The quest to move the U.S. off oil has often been compared to the space race, and for good reason; if the country is to wean itself off oil before supplies drop precipitously, it will have to implement an intense moonshot-like program. Enter the Department of Energy's SunShot initiative, a $27 million program to make solar energy as cheap as fossil fuel-generated energy by 2020.
The initiative, announced this week by Energy Secretary Steven Chu, aims to cut the total costs of photovoltaic solar energy systems by 75% to approximately $1 per watt, or 6 cents per kilowatt-hour. Geothermal power currently costs 3.6 cents per kilowatt-hour, while coal goes for 5.5 cents per kilowatt-hour. The DOE's plan could, then, make solar just as attractive as coal.
The SunShot initiative will focus on improving four areas: solar cell technology, electronics to optimize solar system installation, the solar manufacturing process, and installation, design, and permitting for solar systems. This will be achieved in part through government collaboration between the Office of Energy Efficiency and Renewable Energy, the Office of Science, and the Advanced Research Projects Agency-Energy (ARPA-E).

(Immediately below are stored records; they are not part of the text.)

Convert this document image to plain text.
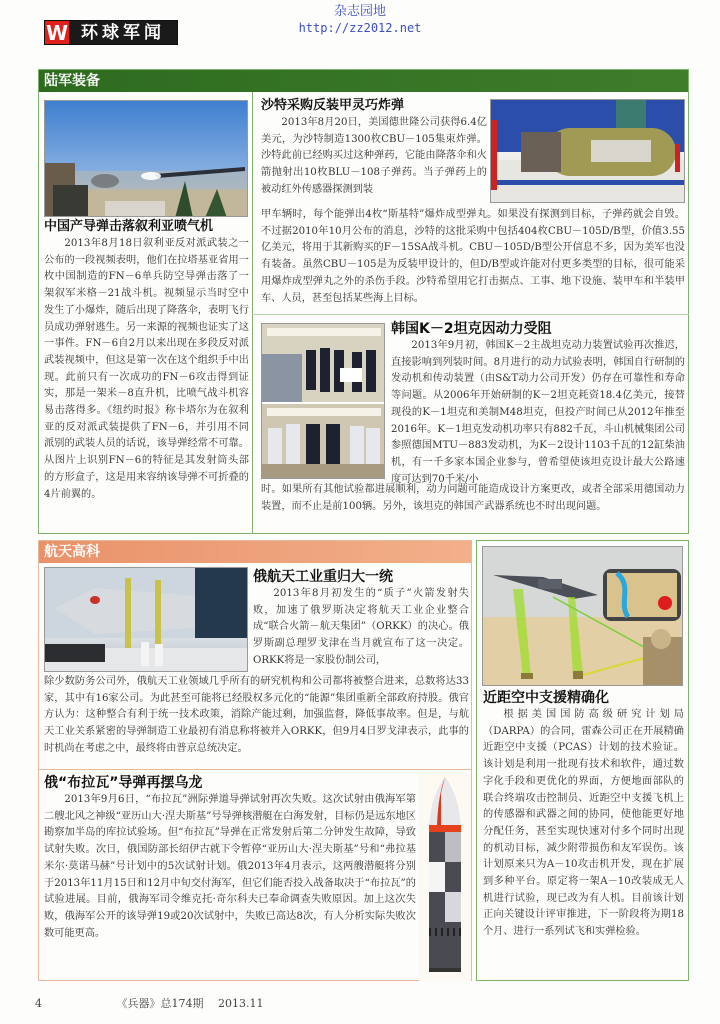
杂志园地
http://zz2012.net
W 环球军闻
陆军装备
中国产导弹击落叙利亚喷气机
2013年8月18日叙利亚反对派武装之一公布的一段视频表明，他们在拉塔基亚省用一枚中国制造的FN－6单兵防空导弹击落了一架叙军米格－21战斗机。视频显示当时空中发生了小爆炸，随后出现了降落伞，表明飞行员成功弹射逃生。另一来源的视频也证实了这一事件。FN－6自2月以来出现在多段反对派武装视频中，但这是第一次在这个组织手中出现。此前只有一次成功的FN－6攻击得到证实，那是一架米－8直升机，比喷气战斗机容易击落得多。《纽约时报》称卡塔尔为在叙利亚的反对派武装提供了FN－6，并引用不同派别的武装人员的话说，该导弹经常不可靠。从图片上识别FN－6的特征是其发射筒头部的方形盒子，这是用来容纳该导弹不可折叠的4片前翼的。
沙特采购反装甲灵巧炸弹
2013年8月20日，美国德世隆公司获得6.4亿美元，为沙特制造1300枚CBU－105集束炸弹。沙特此前已经购买过这种弹药，它能由降落伞和火箭抛射出10枚BLU－108子弹药。当子弹药上的被动红外传感器探测到装
甲车辆时，每个能弹出4枚“斯基特”爆炸成型弹丸。如果没有探测到目标，子弹药就会自毁。不过据2010年10月公布的消息，沙特的这批采购中包括404枚CBU－105D/B型，价值3.55亿美元，将用于其新购买的F－15SA战斗机。CBU－105D/B型公开信息不多，因为美军也没有装备。虽然CBU－105是为反装甲设计的，但D/B型或许能对付更多类型的目标，很可能采用爆炸成型弹丸之外的杀伤手段。沙特希望用它打击据点、工事、地下设施、装甲车和半装甲车、人员，甚至包括某些海上目标。
韩国K－2坦克因动力受阻
2013年9月初，韩国K－2主战坦克动力装置试验再次推迟，直接影响到列装时间。8月进行的动力试验表明，韩国自行研制的发动机和传动装置（由S&T动力公司开发）仍存在可靠性和寿命等问题。从2006年开始研制的K－2坦克耗资18.4亿美元，接替现役的K－1坦克和美制M48坦克，但投产时间已从2012年推至2016年。K－1坦克发动机功率只有882千瓦，斗山机械集团公司参照德国MTU－883发动机，为K－2设计1103千瓦的12缸柴油机，有一千多家本国企业参与，曾希望使该坦克设计最大公路速度可达到70千米/小
时。如果所有其他试验都进展顺利，动力问题可能造成设计方案更改，或者全部采用德国动力装置，而不止是前100辆。另外，该坦克的韩国产武器系统也不时出现问题。
航天高科
俄航天工业重归大一统
2013年8月初发生的“质子”火箭发射失败，加速了俄罗斯决定将航天工业企业整合成“联合火箭－航天集团”（ORKK）的决心。俄罗斯副总理罗戈津在当月就宣布了这一决定。ORKK将是一家股份制公司，
除少数防务公司外，俄航天工业领域几乎所有的研究机构和公司都将被整合进来，总数将达33家，其中有16家公司。为此甚至可能将已经股权多元化的“能源”集团重新全部政府持股。俄官方认为：这种整合有利于统一技术政策，消除产能过剩，加强监督，降低事故率。但是，与航天工业关系紧密的导弹制造工业最初有消息称将被并入ORKK，但9月4日罗戈津表示，此事的时机尚在考虑之中，最终将由普京总统决定。
俄“布拉瓦”导弹再摆乌龙
2013年9月6日，“布拉瓦”洲际弹道导弹试射再次失败。这次试射由俄海军第二艘北风之神级“亚历山大·涅夫斯基”号导弹核潜艇在白海发射，目标仍是远东地区勘察加半岛的库拉试验场。但“布拉瓦”导弹在正常发射后第二分钟发生故障，导致试射失败。次日，俄国防部长绍伊古就下令暂停“亚历山大·涅夫斯基”号和“弗拉基米尔·莫诺马赫”号计划中的5次试射计划。俄2013年4月表示，这两艘潜艇将分别于2013年11月15日和12月中旬交付海军，但它们能否投入战备取决于“布拉瓦”的试验进展。目前，俄海军司令维克托·奇尔科夫已奉命调查失败原因。加上这次失败，俄海军公开的该导弹19或20次试射中，失败已高达8次，有人分析实际失败次数可能更高。
近距空中支援精确化
根据美国国防高级研究计划局（DARPA）的合同，雷森公司正在开展精确近距空中支援（PCAS）计划的技术验证。该计划是利用一批现有技术和软件，通过数字化手段和更优化的界面，方便地面部队的联合终端攻击控制员、近距空中支援飞机上的传感器和武器之间的协同，使他能更好地分配任务，甚至实现快速对付多个同时出现的机动目标，减少附带损伤和友军误伤。该计划原来只为A－10攻击机开发，现在扩展到多种平台。原定将一架A－10改装成无人机进行试验，现已改为有人机。目前该计划正向关键设计评审推进，下一阶段将为期18个月、进行一系列试飞和实弹检验。
4	《兵器》总174期 2013.11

The DOE is also offering up $27 million for nine new solar projects from companies like 3M, 1366 Technologies, Varian Semiconductor, and PPG. The bulk of the cash ($20 million) will go toward improving supply chain efficiency--1366 Technologies, for example, scored $3 million to develop a manufacturing process that cuts down on the cost of producing silicon wafers.
The rest of the DOE's money will go toward the agency's Photovoltaic (PV) Solar Incubator Program, which speeds up the development of promising solar technologies. Companies involved include Stion (thin film solar technology), Caelux (flexible solar cell manufacturing), and Crystal Solar (new technology to process thin single crystal silicon wafers).
If the DOE's efforts fail, maybe Google can step in. The search engine giant's RE<C program is aiming to develop one gigawatt of renewable energy capacity, or enough energy to power San Francisco, at a price cheaper than coal through grants, investments, and in-house research and development projects.